Concurrency 16 worked. Trying increasing image size to 512. Immediately failed. Trying lower concurrency. Still didn't work. Trying setting max_num_seqs to 1 instead. If that doesn't work then something is seriously wrong with using large images.
So slow. I'm going up to 8 and seeing what happens.
Seems to work. Going up to 16
Note that I should also probably swap to
max_num_batched_tokens. I just don't know how many tokens my normal input is.
Once I find the min batch size that causes a freeze I will shift to using 2 GPUs and see if that helps.
Ok the answer is 16. Froze quickly. Going to 2 GPUs.
09/02/2026 1:35 PM
Ok, with 2 GPUs it has not crashed. So it is about how many batches are being processed in parallel on the GPUs. Which kinda sucks actually I was hoping it had to do with image processing on the cpu. But this does mean I can try out a bunch of values and get a per-GPU batch size and then limit based on that. Generation of data will be a lot slower than I initially though, that that isn't the end of the world.

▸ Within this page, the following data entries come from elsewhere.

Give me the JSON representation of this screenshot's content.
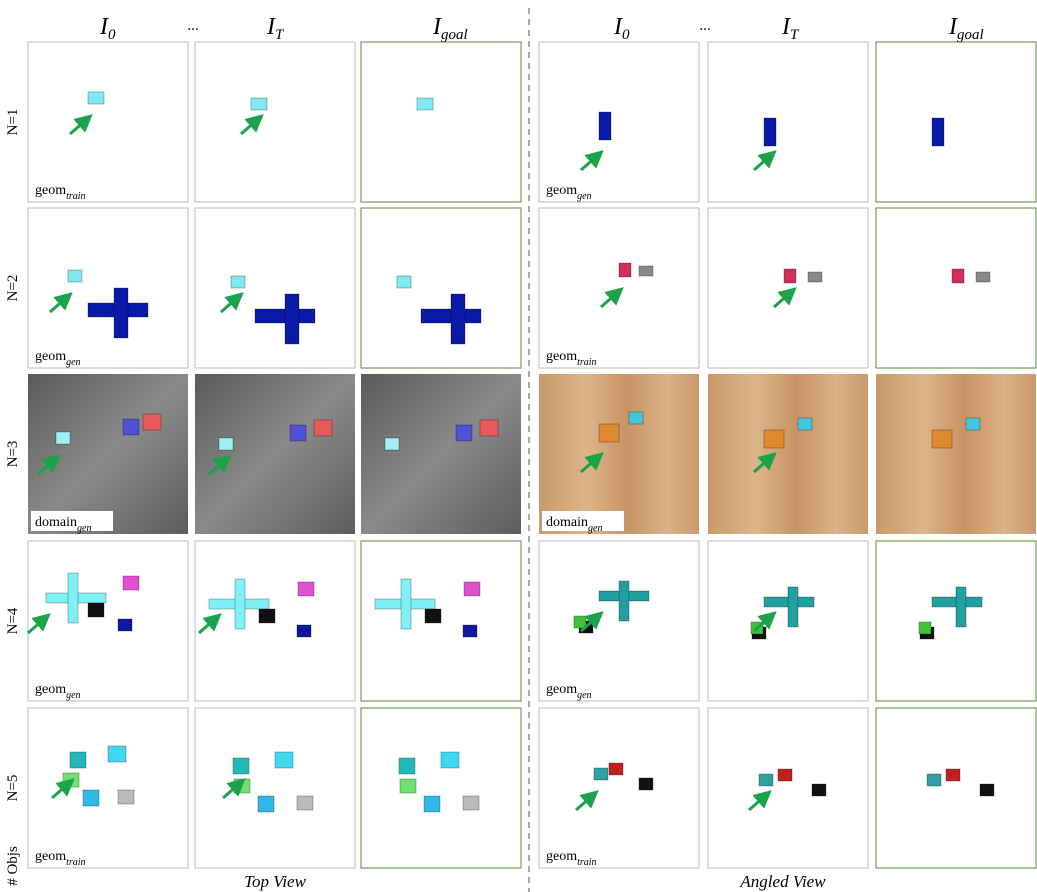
{
  "left_headers": [
    {
      "base": "I",
      "sub": "0"
    },
    {
      "text": "..."
    },
    {
      "base": "I",
      "sub": "T"
    },
    {
      "base": "I",
      "sub": "goal"
    }
  ],
  "right_headers": [
    {
      "base": "I",
      "sub": "0"
    },
    {
      "text": "..."
    },
    {
      "base": "I",
      "sub": "T"
    },
    {
      "base": "I",
      "sub": "goal"
    }
  ],
  "rows": [
    {
      "label": "N=1",
      "left_tag": {
        "base": "geom",
        "sub": "train"
      },
      "right_tag": {
        "base": "geom",
        "sub": "gen"
      }
    },
    {
      "label": "N=2",
      "left_tag": {
        "base": "geom",
        "sub": "gen"
      },
      "right_tag": {
        "base": "geom",
        "sub": "train"
      }
    },
    {
      "label": "N=3",
      "left_tag": {
        "base": "domain",
        "sub": "gen"
      },
      "right_tag": {
        "base": "domain",
        "sub": "gen"
      }
    },
    {
      "label": "N=4",
      "left_tag": {
        "base": "geom",
        "sub": "gen"
      },
      "right_tag": {
        "base": "geom",
        "sub": "gen"
      }
    },
    {
      "label": "N=5",
      "left_tag": {
        "base": "geom",
        "sub": "train"
      },
      "right_tag": {
        "base": "geom",
        "sub": "train"
      }
    }
  ],
  "axis_label": "# Objs",
  "view_labels": [
    "Top View",
    "Angled View"
  ]
}
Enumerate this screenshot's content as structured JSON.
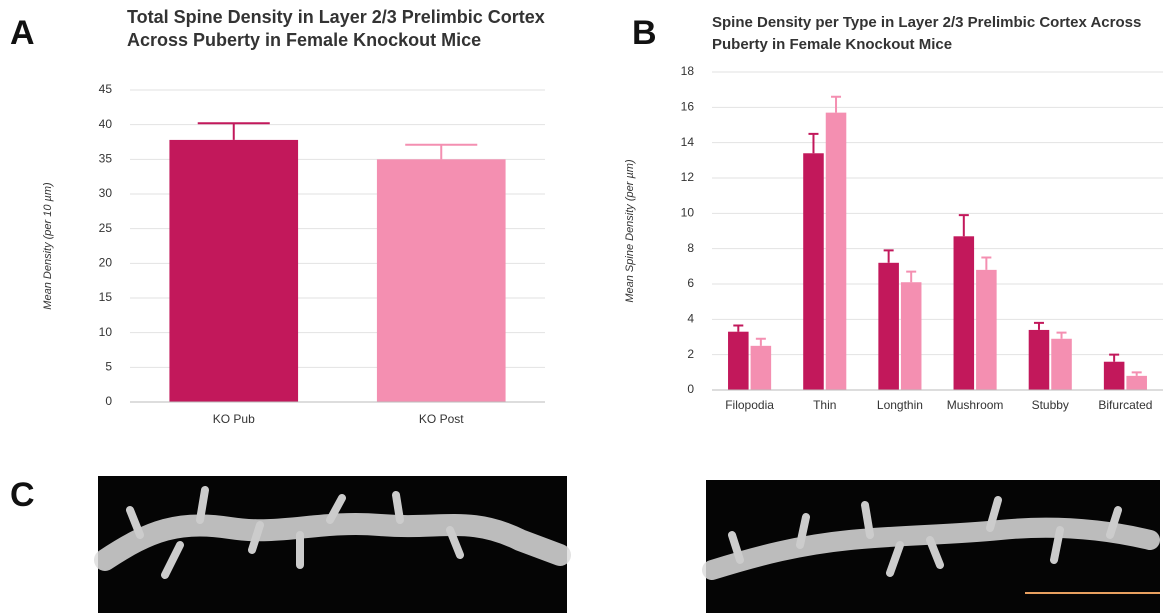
{
  "panels": [
    "A",
    "B",
    "C"
  ],
  "chart_data": [
    {
      "type": "bar",
      "title": "Total Spine Density in Layer 2/3 Prelimbic Cortex Across Puberty in Female Knockout Mice",
      "y_label": "Mean Density (per 10 µm)",
      "categories": [
        "KO Pub",
        "KO Post"
      ],
      "values": [
        37.8,
        35
      ],
      "errors": [
        2.4,
        2.1
      ],
      "colors": [
        "#c2185b",
        "#f48fb1"
      ],
      "ylim": [
        0,
        45
      ],
      "yticks": [
        0,
        5,
        10,
        15,
        20,
        25,
        30,
        35,
        40,
        45
      ],
      "grid": true
    },
    {
      "type": "grouped_bar",
      "title": "Spine Density per Type in Layer 2/3 Prelimbic Cortex Across Puberty in Female Knockout Mice",
      "y_label": "Mean Spine Density (per µm)",
      "categories": [
        "Filopodia",
        "Thin",
        "Longthin",
        "Mushroom",
        "Stubby",
        "Bifurcated"
      ],
      "series": [
        {
          "color": "#c2185b",
          "values": [
            3.3,
            13.4,
            7.2,
            8.7,
            3.4,
            1.6
          ],
          "errors": [
            0.35,
            1.1,
            0.7,
            1.2,
            0.4,
            0.4
          ]
        },
        {
          "color": "#f48fb1",
          "values": [
            2.5,
            15.7,
            6.1,
            6.8,
            2.9,
            0.8
          ],
          "errors": [
            0.4,
            0.9,
            0.6,
            0.7,
            0.35,
            0.2
          ]
        }
      ],
      "ylim": [
        0,
        18
      ],
      "yticks": [
        0,
        2,
        4,
        6,
        8,
        10,
        12,
        14,
        16,
        18
      ],
      "grid": true
    }
  ]
}
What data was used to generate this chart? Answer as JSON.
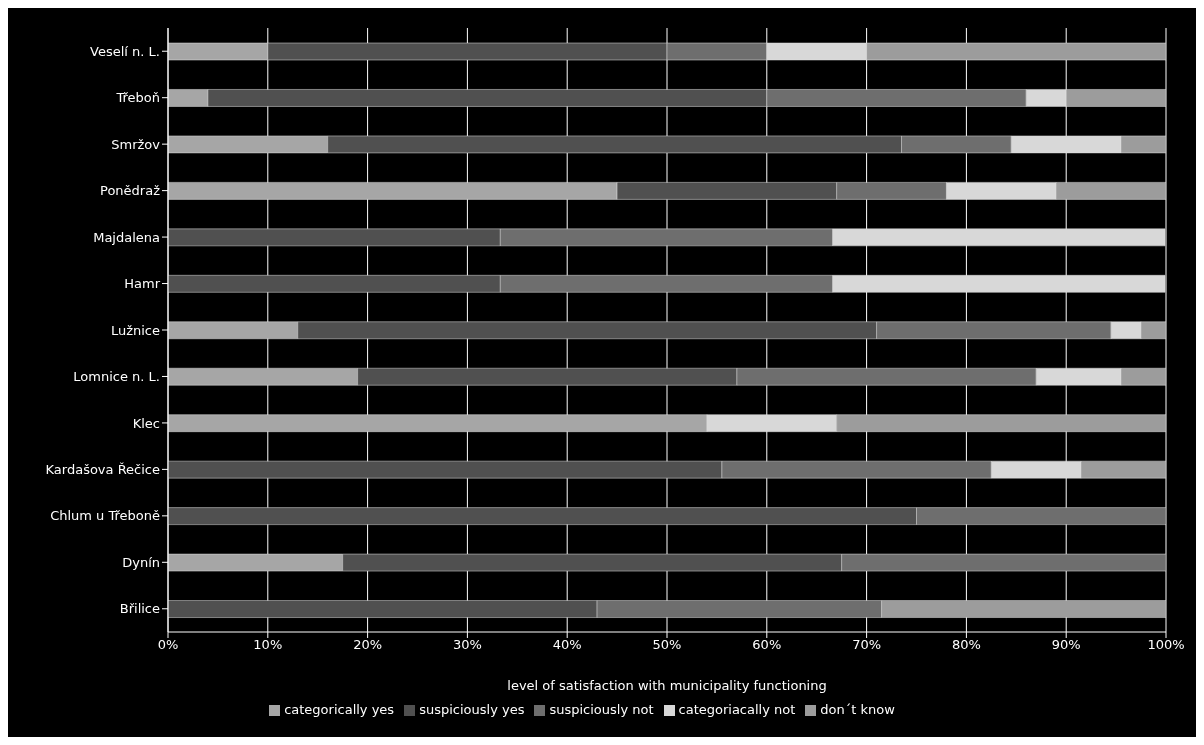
{
  "chart_data": {
    "type": "bar",
    "orientation": "horizontal",
    "stacked": true,
    "xlabel": "level of satisfaction with municipality functioning",
    "categories": [
      "Veselí n. L.",
      "Třeboň",
      "Smržov",
      "Ponědraž",
      "Majdalena",
      "Hamr",
      "Lužnice",
      "Lomnice n. L.",
      "Klec",
      "Kardašova Řečice",
      "Chlum u Třeboně",
      "Dynín",
      "Břilice"
    ],
    "series": [
      {
        "name": "categorically yes",
        "color": "#a6a6a6",
        "values": [
          10,
          4,
          16,
          45,
          0,
          0,
          13,
          19,
          54,
          0,
          0,
          17.5,
          0
        ]
      },
      {
        "name": "suspiciously yes",
        "color": "#505050",
        "values": [
          40,
          56,
          57.5,
          22,
          33.3,
          33.3,
          58,
          38,
          0,
          55.5,
          75,
          50,
          43
        ]
      },
      {
        "name": "suspiciously not",
        "color": "#6e6e6e",
        "values": [
          10,
          26,
          11,
          11,
          33.3,
          33.3,
          23.5,
          30,
          0,
          27,
          25,
          32.5,
          28.5
        ]
      },
      {
        "name": "categoriacally not",
        "color": "#d8d8d8",
        "values": [
          10,
          4,
          11,
          11,
          33.3,
          33.3,
          3,
          8.5,
          13,
          9,
          0,
          0,
          0
        ]
      },
      {
        "name": "don´t know",
        "color": "#9c9c9c",
        "values": [
          30,
          10,
          4.5,
          11,
          0,
          0,
          2.5,
          4.5,
          33,
          8.5,
          0,
          0,
          28.5
        ]
      }
    ],
    "xlim": [
      0,
      100
    ],
    "xticks": [
      {
        "value": 0,
        "label": "0%"
      },
      {
        "value": 10,
        "label": "10%"
      },
      {
        "value": 20,
        "label": "20%"
      },
      {
        "value": 30,
        "label": "30%"
      },
      {
        "value": 40,
        "label": "40%"
      },
      {
        "value": 50,
        "label": "50%"
      },
      {
        "value": 60,
        "label": "60%"
      },
      {
        "value": 70,
        "label": "70%"
      },
      {
        "value": 80,
        "label": "80%"
      },
      {
        "value": 90,
        "label": "90%"
      },
      {
        "value": 100,
        "label": "100%"
      }
    ],
    "grid": "x",
    "legend": "bottom"
  }
}
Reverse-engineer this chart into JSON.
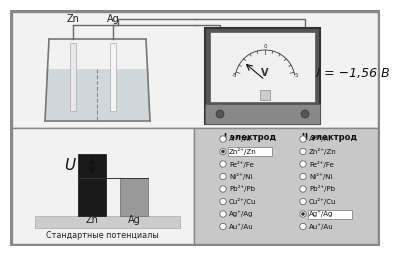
{
  "voltage_text": "U = −1,56 В",
  "bottom_label": "Стандартные потенциалы",
  "u_label": "U",
  "zn_label": "Zn",
  "ag_label": "Ag",
  "col1_header": "I электрод",
  "col2_header": "II электрод",
  "electrodes": [
    "Al³⁺/Al",
    "Zn²⁺/Zn",
    "Fe²⁺/Fe",
    "Ni²⁺/Ni",
    "Pb²⁺/Pb",
    "Cu²⁺/Cu",
    "Ag⁺/Ag",
    "Au⁺/Au"
  ],
  "col1_selected": 1,
  "col2_selected": 6,
  "bg_panel": "#f0f0f0",
  "bg_right": "#c8c8c8",
  "bar_zn_color": "#1a1a1a",
  "bar_ag_color": "#999999"
}
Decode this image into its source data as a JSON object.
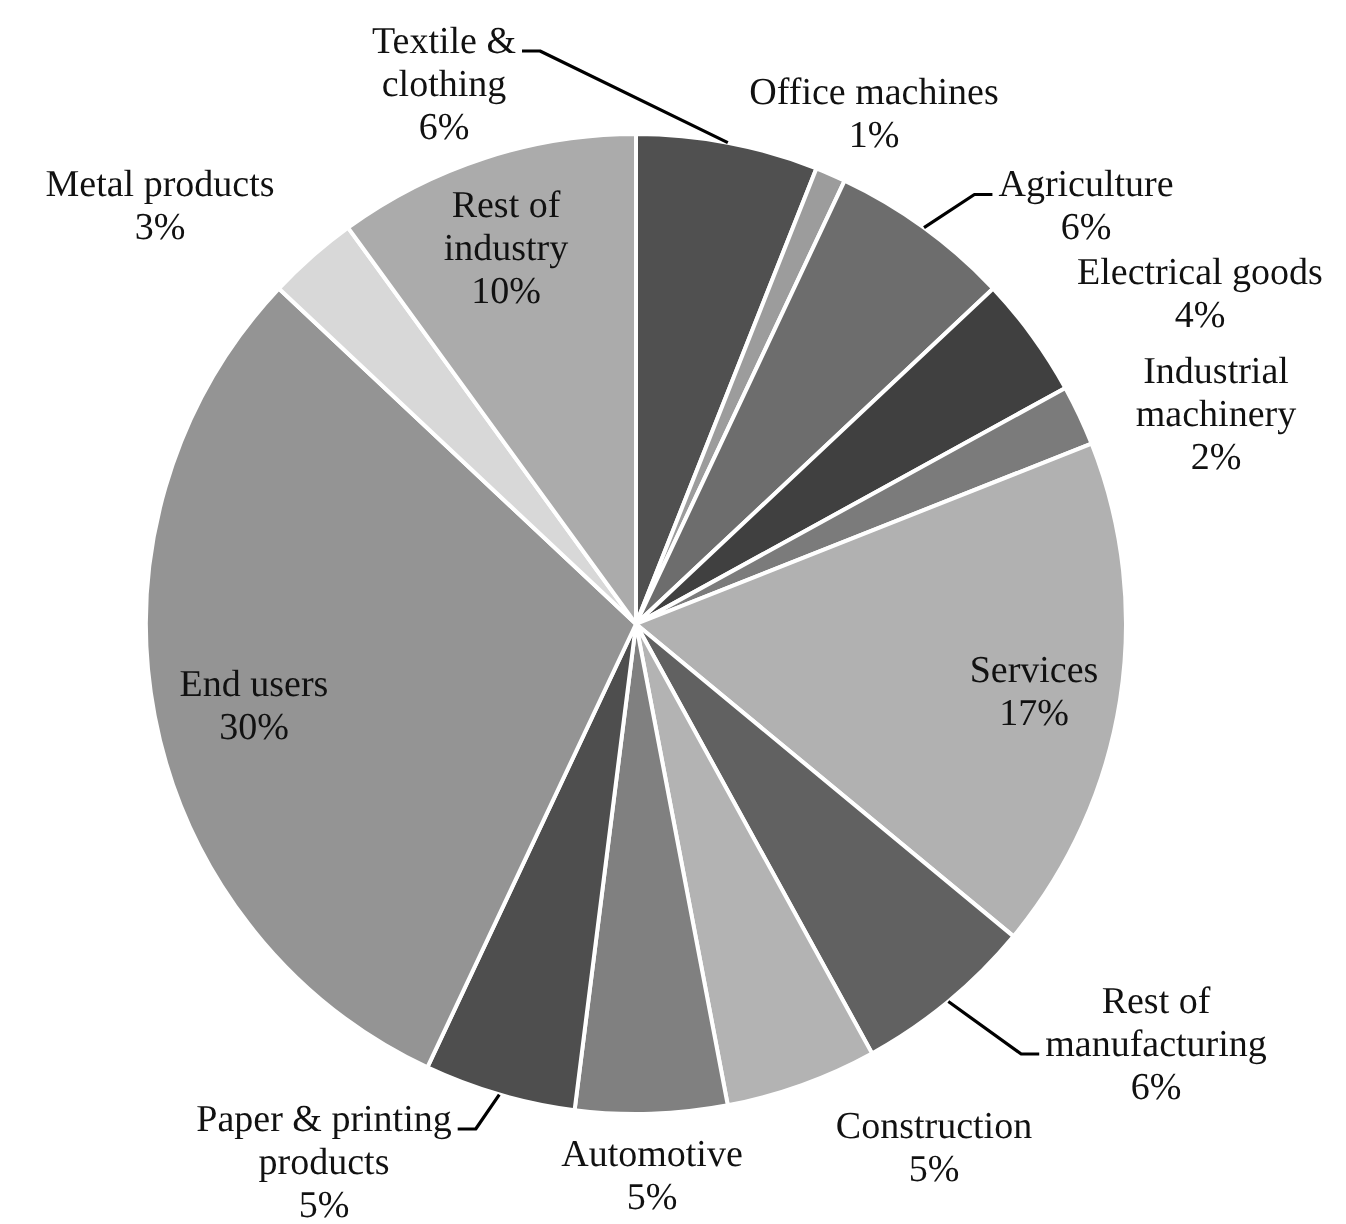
{
  "chart_data": {
    "type": "pie",
    "categories": [
      "Textile & clothing",
      "Office machines",
      "Agriculture",
      "Electrical goods",
      "Industrial machinery",
      "Services",
      "Rest of manufacturing",
      "Construction",
      "Automotive",
      "Paper & printing products",
      "End users",
      "Metal products",
      "Rest of industry"
    ],
    "values": [
      6,
      1,
      6,
      4,
      2,
      17,
      6,
      5,
      5,
      5,
      30,
      3,
      10
    ],
    "value_labels": [
      "6%",
      "1%",
      "6%",
      "4%",
      "2%",
      "17%",
      "6%",
      "5%",
      "5%",
      "5%",
      "30%",
      "3%",
      "10%"
    ],
    "colors": [
      "#505050",
      "#9c9c9c",
      "#6d6d6d",
      "#404040",
      "#7b7b7b",
      "#b1b1b1",
      "#616161",
      "#b3b3b3",
      "#808080",
      "#4e4e4e",
      "#949494",
      "#d8d8d8",
      "#ababab"
    ],
    "legend": false
  }
}
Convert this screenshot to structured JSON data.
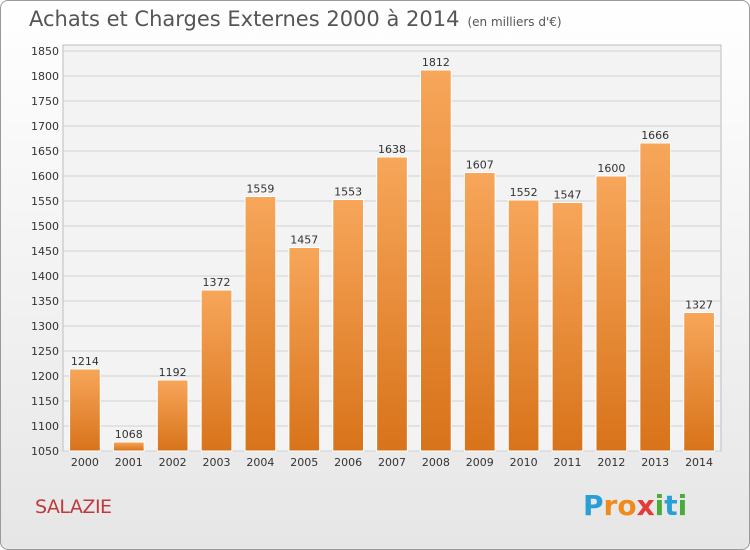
{
  "title": "Achats et Charges Externes 2000 à 2014",
  "subtitle": "(en milliers d'€)",
  "place": "SALAZIE",
  "logo": {
    "letters": [
      "P",
      "r",
      "o",
      "x",
      "i",
      "t",
      "i"
    ],
    "colors": [
      "#2a9fd6",
      "#f08a1c",
      "#f08a1c",
      "#e33a3a",
      "#4aab3a",
      "#2a9fd6",
      "#4aab3a"
    ]
  },
  "colors": {
    "bar": "#f08a1c",
    "bar_light": "#f6a656",
    "text": "#555555",
    "place": "#c0393b"
  },
  "chart_data": {
    "type": "bar",
    "categories": [
      "2000",
      "2001",
      "2002",
      "2003",
      "2004",
      "2005",
      "2006",
      "2007",
      "2008",
      "2009",
      "2010",
      "2011",
      "2012",
      "2013",
      "2014"
    ],
    "values": [
      1214,
      1068,
      1192,
      1372,
      1559,
      1457,
      1553,
      1638,
      1812,
      1607,
      1552,
      1547,
      1600,
      1666,
      1327
    ],
    "ylim": [
      1050,
      1850
    ],
    "yticks": [
      1050,
      1100,
      1150,
      1200,
      1250,
      1300,
      1350,
      1400,
      1450,
      1500,
      1550,
      1600,
      1650,
      1700,
      1750,
      1800,
      1850
    ],
    "grid": true,
    "xlabel": "",
    "ylabel": ""
  }
}
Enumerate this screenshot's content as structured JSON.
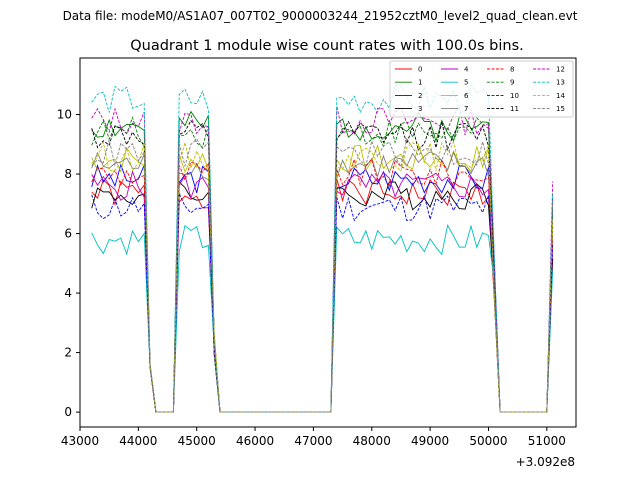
{
  "chart_data": {
    "type": "line",
    "suptitle": "Data file: modeM0/AS1A07_007T02_9000003244_21952cztM0_level2_quad_clean.evt",
    "title": "Quadrant 1 module wise count rates with 100.0s bins.",
    "xlabel": "",
    "ylabel": "",
    "x_offset_label": "+3.092e8",
    "xlim": [
      43000,
      51500
    ],
    "ylim": [
      -0.5,
      11.9
    ],
    "x_ticks": [
      43000,
      44000,
      45000,
      46000,
      47000,
      48000,
      49000,
      50000,
      51000
    ],
    "x_tick_labels": [
      "43000",
      "44000",
      "45000",
      "46000",
      "47000",
      "48000",
      "49000",
      "50000",
      "51000"
    ],
    "y_ticks": [
      0,
      2,
      4,
      6,
      8,
      10
    ],
    "y_tick_labels": [
      "0",
      "2",
      "4",
      "6",
      "8",
      "10"
    ],
    "grid": false,
    "legend_position": "top-right",
    "legend_columns": 4,
    "segments": [
      [
        43200,
        44100
      ],
      [
        44700,
        45200
      ],
      [
        47350,
        50000
      ]
    ],
    "series": [
      {
        "name": "0",
        "color": "#ff0000",
        "dash": "solid",
        "level": 7.35
      },
      {
        "name": "1",
        "color": "#008000",
        "dash": "solid",
        "level": 9.6
      },
      {
        "name": "2",
        "color": "#0000ff",
        "dash": "solid",
        "level": 7.85
      },
      {
        "name": "3",
        "color": "#000000",
        "dash": "solid",
        "level": 7.3
      },
      {
        "name": "4",
        "color": "#bf00bf",
        "dash": "solid",
        "level": 7.6
      },
      {
        "name": "5",
        "color": "#00bfbf",
        "dash": "solid",
        "level": 5.8
      },
      {
        "name": "6",
        "color": "#bfbf00",
        "dash": "solid",
        "level": 8.5
      },
      {
        "name": "7",
        "color": "#808080",
        "dash": "solid",
        "level": 8.3
      },
      {
        "name": "8",
        "color": "#ff0000",
        "dash": "dashed",
        "level": 8.0
      },
      {
        "name": "9",
        "color": "#008000",
        "dash": "dashed",
        "level": 9.4
      },
      {
        "name": "10",
        "color": "#0000ff",
        "dash": "dashed",
        "level": 6.9
      },
      {
        "name": "11",
        "color": "#000000",
        "dash": "dashed",
        "level": 9.3
      },
      {
        "name": "12",
        "color": "#bf00bf",
        "dash": "dashed",
        "level": 9.8
      },
      {
        "name": "13",
        "color": "#00bfbf",
        "dash": "dashed",
        "level": 10.5
      },
      {
        "name": "14",
        "color": "#bfbf00",
        "dash": "dashed",
        "level": 8.6
      },
      {
        "name": "15",
        "color": "#808080",
        "dash": "dashed",
        "level": 8.7
      }
    ]
  }
}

I'm going to try 12 batch size on 1 GPU.
09/02/2026 2:03 PM
Went on a walk and came back and it was still running so I'm going to assume that's ok. Trying 12 on each GPU for 2 GPUs.
09/02/2026 2:20 PM
I also just realized I've been using tensor parallel which parallelizes a single model across GPUs instead of data parallel which puts a copy on each GPU. Data parallel seems slightly faster for my simple test, but of course also reduces the KV cache size which might make the tree processing slower. So I should try both.
I also need to make sure I'm properly using https://docs.vllm.ai/en/latest/features/multimodal_inputs/#cached-inputs when using the image multiple times in tree creation. To be safe I will use the real image the first time and then use an ID subsequently. So I'm not even passing the image in for the model to try to use it.
09/02/2026 2:24 PM
On the other hand with data parallelism it just crashed with a batch size of 12 so... I'm moving back to 8 and seeing what happens. Maybe tensor parallelism is actually the way to go. It does have higher throughput and a better KV Cache.
We get around 6 samples/s with batch size 8 2 gpus.
09/02/2026 2:48 PM
Crashed after a few thousand. Trying tensor parallel at 12. It gets around 5.5 samples/s. So slightly slower, but larger KV cache.
09/02/2026 2:53 PM
I could also try using their utility for spinning up the models and then call them externally. maybe they have things in place that make it more stable. Now that I'm thinking about it that's probably a good idea to at least try. It would be nice to be able to run multiple experiments without needing to spin up the models again cause that takes a while.